Emily Uhl

High School Science Teacher
Year Start At NPC: 2019

I love working at a school where I can include the Christian viewpoint into science topics. I love showing students the wonderful world that God has created and engineering new solutions to being good stewards of this world.

Faith & Life

Bio

Miss Uhl graduated from Grand Valley State University and has taught at NPC since the fall of 2019. She loves teaching any and all sciences, although biology and anatomy are her favorites. Miss Uhl has lived in Grand Rapids her entire life. She currently lives with 2 lizards, a dog, and a turtle.

Faith Statement

To study science is to study the magnificence and complexity of God’s creation. Yes, it reveals His unimaginable power, and its precision tells of His greatness, but it also shows the love He has for His creation. An entire living organism is able to move, speak, and live because of its DNA. If you think of DNA as a cookbook, it contains all of the recipes necessary for making the necessary cells and cell parts. Inside of a cell, this cookbook is copied two trillion times a day. If one letter, one measurement is changed, the correct cell part is not made and the cell cannot function. Yet God, in His infinite wisdom, has created special guards to check the DNA after each copy and special repairmen to fix any changes that may occur in the recipe. He did not send out His creation to live alone and succumb to errors and failures; instead, God has taken great care of His finite creation to ensure their ability to survive and thrive within the universe God has formed. Although we talk about this in the physical sense, the truth applies also to our emotional and spiritual health. God did not mean for His people to be alone and separate from Him because of their sin; instead, God has so much love for His creation that He sacrificed His Son to be the atonement for those evil deeds, and He has promised to never leave us.

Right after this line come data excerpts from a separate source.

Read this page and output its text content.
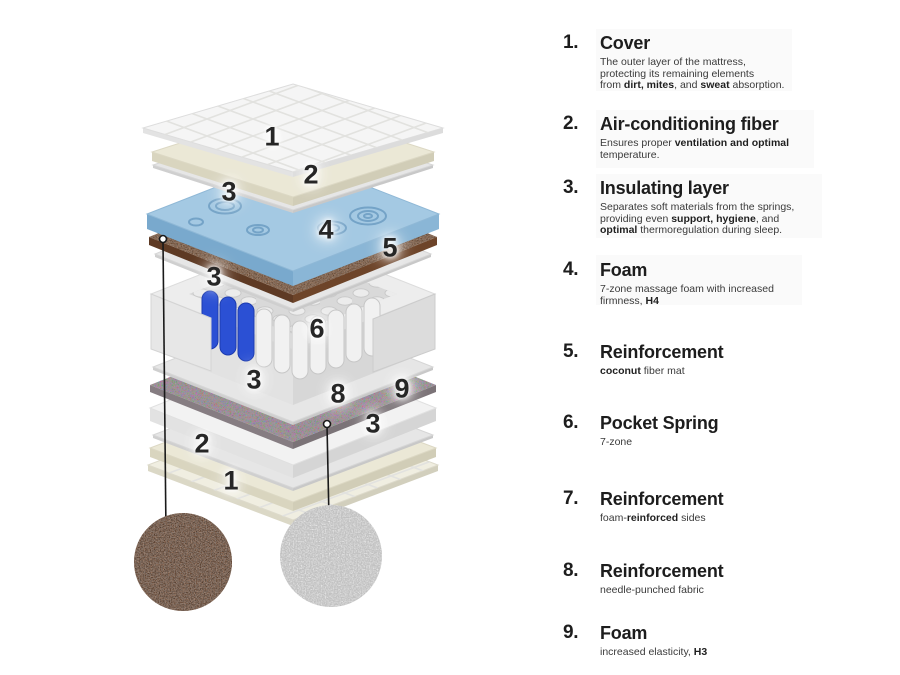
1
2
3
4
5
3
6
3	8 9
3
2
1
1.	Cover

The outer layer of the mattress,
protecting its remaining elements
from dirt, mites, and sweat absorption.

2.	Air-conditioning fiber

Ensures proper ventilation and optimal
temperature.

3.	Insulating layer

Separates soft materials from the springs,
providing even support, hygiene, and
optimal thermoregulation during sleep.

4.	Foam

7-zone massage foam with increased
firmness, H4

5.	Reinforcement

coconut fiber mat

6.	Pocket Spring

7-zone

7.	Reinforcement

foam-reinforced sides

8.	Reinforcement

needle-punched fabric

9.	Foam

increased elasticity, H3
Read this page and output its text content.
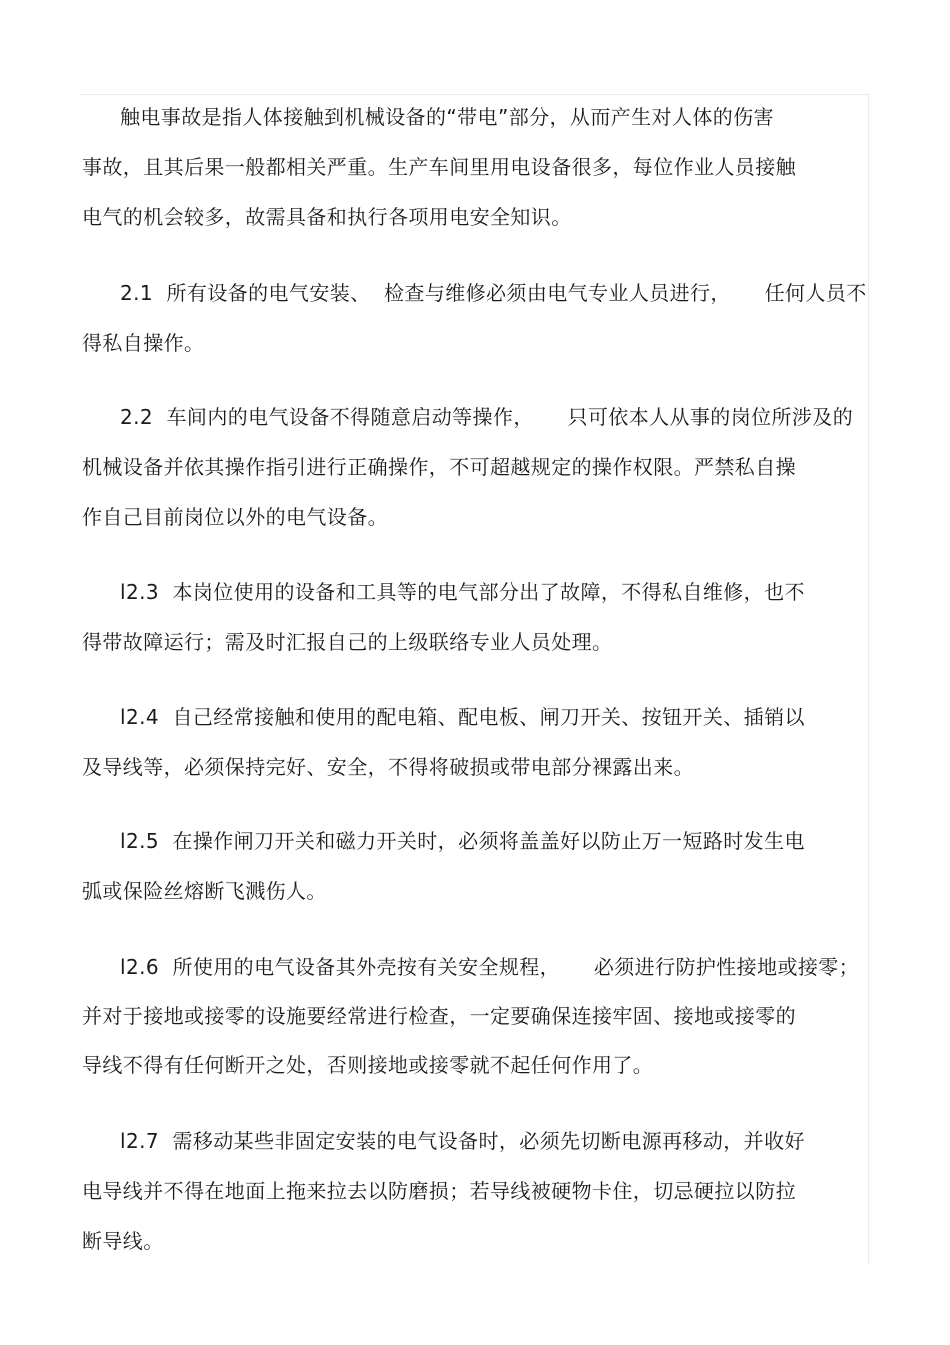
触电事故是指人体接触到机械设备的“带电”部分，从而产生对人体的伤害

事故，且其后果一般都相关严重。生产车间里用电设备很多，每位作业人员接触

电气的机会较多，故需具备和执行各项用电安全知识。

2.1  所有设备的电气安装、  检查与维修必须由电气专业人员进行，     任何人员不

得私自操作。

2.2  车间内的电气设备不得随意启动等操作，     只可依本人从事的岗位所涉及的

机械设备并依其操作指引进行正确操作，不可超越规定的操作权限。严禁私自操

作自己目前岗位以外的电气设备。

l2.3  本岗位使用的设备和工具等的电气部分出了故障，不得私自维修，也不

得带故障运行；需及时汇报自己的上级联络专业人员处理。

l2.4  自己经常接触和使用的配电箱、配电板、闸刀开关、按钮开关、插销以

及导线等，必须保持完好、安全，不得将破损或带电部分裸露出来。

l2.5  在操作闸刀开关和磁力开关时，必须将盖盖好以防止万一短路时发生电

弧或保险丝熔断飞溅伤人。

l2.6  所使用的电气设备其外壳按有关安全规程，     必须进行防护性接地或接零；

并对于接地或接零的设施要经常进行检查，一定要确保连接牢固、接地或接零的

导线不得有任何断开之处，否则接地或接零就不起任何作用了。

l2.7  需移动某些非固定安装的电气设备时，必须先切断电源再移动，并收好

电导线并不得在地面上拖来拉去以防磨损；若导线被硬物卡住，切忌硬拉以防拉

断导线。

In Psalm 19, David sings that “The Heavens declare the glory of God; the skies proclaim the work of his hands.” God’s creation involves each trophic level of an ecosystem from the top-of-the-food-chain carnivore to the deep decomposers who do the dirty work (literally). Understanding how the living and nonliving components of an ecosystem work together for the survival of each population allows us to specifically praise God as our Creator. I will demonstrate how to be a good steward of the natural world and its resources.

In addition to this, I will show students that because we are made in God’s image, we should therefore reflect His attributes to others. This includes loving others just as Jesus has loved us (John 13:34). The same verse tells of how this sacrificial love will be what sets Christians apart from others. This love is not simply doing the polite or kind things that are normally expected of us; that would then blend in with unbelievers! This command tasks us with going further and loving when it is not expected nor convenient to do so. This holds especially true for the study of medicine or sustainability. Controversy covers these two sciences, often getting in the way of its progression. However, advances to biotechnology, pharmaceuticals, and genetic engineering have cured those thought to be incurable, fed those who were deemed a lost cause, and have eradicated diseases that only plagued the outcasts of society. In my class, we will study these case studies and reveal how compassion drove science to love the hurting, even if it meant taking on a global problem.

It would be useless for my class to learn the wonders of God’s love and the great care He took in creating our world if we did not disseminate our findings. Through hands-on inquiry, my students will develop a fervor that will not be contained and will be too excited to not share what they have learned. I will have my students create environmental plans to improve their stewardship of God’s natural resources. Anatomy students will reveal how commercial products aim to devalue the magnificence that is a human being.